В продолжение двух часов камеру готовили к спуску. Военный врач с эсминца подбирал медикаменты и необходимый инструмент. Командование еще не решило, кто из водолазов опустится в декомпрессионной камере. Лучшей кандидатуры, чем Варивода, не было, но водолаз в это время находился на глубине десяти метров и раньше, чем через полтора часа, не мог выйти на поверхность. Кроме того, после глубоководного спуска ему нужно было долгое время отдыхать. Перебирая другие кандидатуры, командир решил посоветоваться со своим водолазным старшиной. Капитан-лейтенант начал беседовать по телефону с Вариводой. Узнав, для чего нужен водолаз, тот решительно настаивал, чтобы в камере спустили его.

— Я вовсе не так устал, как вы думаете, товарищ командир, — утверждал Варивода. — Гелиевый воздух — чудесная вещь. Мне кажется, что я спускался не глубже сорока метров.

— Но вас еще надо поднимать полтора часа.

— Прикажите поднять сразу, запакуйте в камеру, а там легко нагнать две атмосферы, и я снова попаду на «глубину» в десять метров.

После короткого совещания с инженером и врачом командир согласился на предложение Вариводы.

Тем временем на дне уже работали два водолаза, готовя место для приварки камеры к лодке.

Из воды выглядывали предназначенные для затопления понтоны. На палубе «Пеная» стояла готовая к спуску камера.

— Подвести водолаза к пароходу и поднять! — приказал Трофимов инженеру.

Через минуту медный шлем показался на поверхности, на протяжении следующей минуты с водолаза сорвали шлем и скафандр и бросили его, почти потерявшего сознание, в декомпрессионную камеру. Люк за ним захлопнулся, и он услышал звук завинчивания: камеру герметически закупоривали.
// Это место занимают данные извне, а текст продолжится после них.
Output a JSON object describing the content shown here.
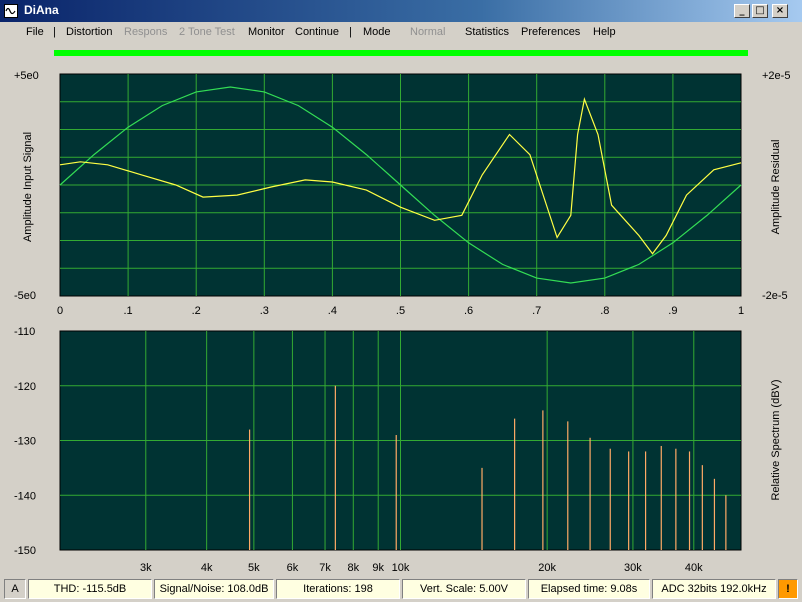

Варивода сел на дно камеры, оглядываясь вокруг. Однажды, еще учась в водолазном техникуме, он вылетел с глубины тридцати пяти метров и просидел часа два в подобной камере.

Над водолазом склонился врач и нащупал пульс. «Начинается!» — подумал с улыбкой Варивода, сразу же подставляя своему спутнику грудь для прослушивания сердца и легких. Он не ошибся. Доктор внимательно выслушал его и успокоился, только когда манометр в камере показал давление в две с половиной атмосферы. Тогда врач попросил по телефону, чтобы уменьшили скорость накачивания воздуха, и стал медленно выпускать тот воздух, что был в камере.

Наполненные водой понтоны потянули декомпрессионную камеру на дно. Спуск длился минут двадцать — двадцать пять. Это был чрезвычайно ответственный момент. Надо было спустить камеру точно по указаниям водолазов, находившихся на грунте. Ни Варивода, ни врач не принимали в этом участие. Они оставались пассажирами, ожидая прибытия на «станцию восемьдесят пять метров», как шутя назвал водолаз цель их пути.

Наконец обитатели камеры ощутили легкое сотрясение и услышали стук.

— На грунте, — сказал, прислушиваясь, Варивода, и не ошибся: об этом же их известили по телефону с «Буревестника».

Старшина попросил телефониста соединить его с водолазами, которые должны были приваривать камеру к лодке. Расспросил, где именно остановилась камера, с каким местом лодки она соединится, и дал несколько советов. Ему обещали, что через две-три минуты он услышит работу электросварочного аппарата.

— С лодки отвечают? — спросил Варивода.

— Уже час, как не отвечают.

— Тогда, парни, скорее за работу! — крикнул старшина в трубку.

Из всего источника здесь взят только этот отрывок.